褚商華和跪著的丫鬟暗中交換了一個眼神,她收回眼,蹙眉道:“姨娘,這些都是丫鬟們的一麵之詞,當不得信。剛剛我也是被這丫鬟的話給嚇到了,如今反應過神來想想,姐姐也不是這樣的人呢。如今當務之急,是查出是誰給姐姐下毒,畢竟那人一日沒被揪出來,雲家就有再次被投毒的危險。華兒可受不了姨娘和表哥受到任何傷害,這比殺了華兒還難受。”

褚商華的話提醒了大夫人,徐氏是否紅杏出牆可以容後再議,到時候這些下人一死,保證什麽閑言碎語都傳不出去。可若是下毒之人一日不除,她便一日不能安眠。

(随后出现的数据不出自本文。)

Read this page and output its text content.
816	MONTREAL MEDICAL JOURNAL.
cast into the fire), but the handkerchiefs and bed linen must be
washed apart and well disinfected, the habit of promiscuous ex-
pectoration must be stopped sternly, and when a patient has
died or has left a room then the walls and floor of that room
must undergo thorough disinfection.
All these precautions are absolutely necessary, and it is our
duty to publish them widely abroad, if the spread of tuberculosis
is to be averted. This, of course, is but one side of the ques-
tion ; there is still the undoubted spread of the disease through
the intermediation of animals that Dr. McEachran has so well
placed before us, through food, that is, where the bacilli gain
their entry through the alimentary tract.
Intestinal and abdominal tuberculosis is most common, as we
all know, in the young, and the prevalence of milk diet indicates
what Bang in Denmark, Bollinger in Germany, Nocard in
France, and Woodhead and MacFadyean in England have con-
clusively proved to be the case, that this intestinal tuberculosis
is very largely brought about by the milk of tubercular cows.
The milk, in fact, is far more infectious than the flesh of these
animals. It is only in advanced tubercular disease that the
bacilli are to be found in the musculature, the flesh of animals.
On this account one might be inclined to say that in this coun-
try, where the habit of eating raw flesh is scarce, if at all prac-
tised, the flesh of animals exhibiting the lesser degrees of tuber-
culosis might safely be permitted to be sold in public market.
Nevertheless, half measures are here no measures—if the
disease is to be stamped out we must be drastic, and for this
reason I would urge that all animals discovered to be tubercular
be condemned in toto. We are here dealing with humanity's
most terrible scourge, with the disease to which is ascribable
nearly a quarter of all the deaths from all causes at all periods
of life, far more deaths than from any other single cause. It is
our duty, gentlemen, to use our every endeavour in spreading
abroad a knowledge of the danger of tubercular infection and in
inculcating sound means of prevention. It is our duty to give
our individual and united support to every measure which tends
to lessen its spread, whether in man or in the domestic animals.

雲玠走到曉虹身邊,蹲下身來,神色莫名:“你說你家夫人今日在花園遇到了我?你可還記得我在做什麽,跟誰一起?”

“您當時趴在一個男子肩上······”

“那男子是誰?”

“奴婢沒見過,隻是那人長得太過好看了些。”

雲玠點點頭,站起身來走了出去。

“玠兒,你要去哪?”

見雲玠要出去,大夫人連忙喚住他。

雲玠向大夫人行過拜別禮,“孩兒還有事,要先去處理一下。天夜深了,母親還是先回去休息吧,這裏的事明日再處理。”

“這怎麽行······”

不等她說完,雲玠就走了出去。

為防止醜聞泄漏,她下令把在場的所有人都關在了屋子裏。

“來人,把恒因身邊的那個奴才帶過來。”為防夜長夢多,大夫人連忙派人把春和帶過來。

······

雲玠一邊往外走,一邊思考著。今日徐氏遇見的不是他,那便是神誌不清的阿因。阿因雖與他長的一模一樣,可行事風格截然不同,他素來自持,穿衣一絲不苟;而阿因不喜歡拘束,衣袍總是鬆鬆垮垮的掛在身上。若是外人也就罷了,讓嫁進雲家多年的徐氏都將他錯認,這隻能說明,阿因又犯病了,將自己與他搞混了。

還讓春和給看見了!

這個人底細不明,若是被他發現端倪······那就隻能殺了他了。

在真正切膚的利益麵前,再喜歡的東西都不值一提。

雲家這艘大船向著這個方向行進了這麽久,尾大不掉,連他都無力調轉船頭,隻能一條路走到黑了。

進了風荷院,他便看到躺在**昏睡的雲恒因,他上前探了探他的鼻息,沒有發現異常,又環顧四周,沒有找到春和的蹤跡。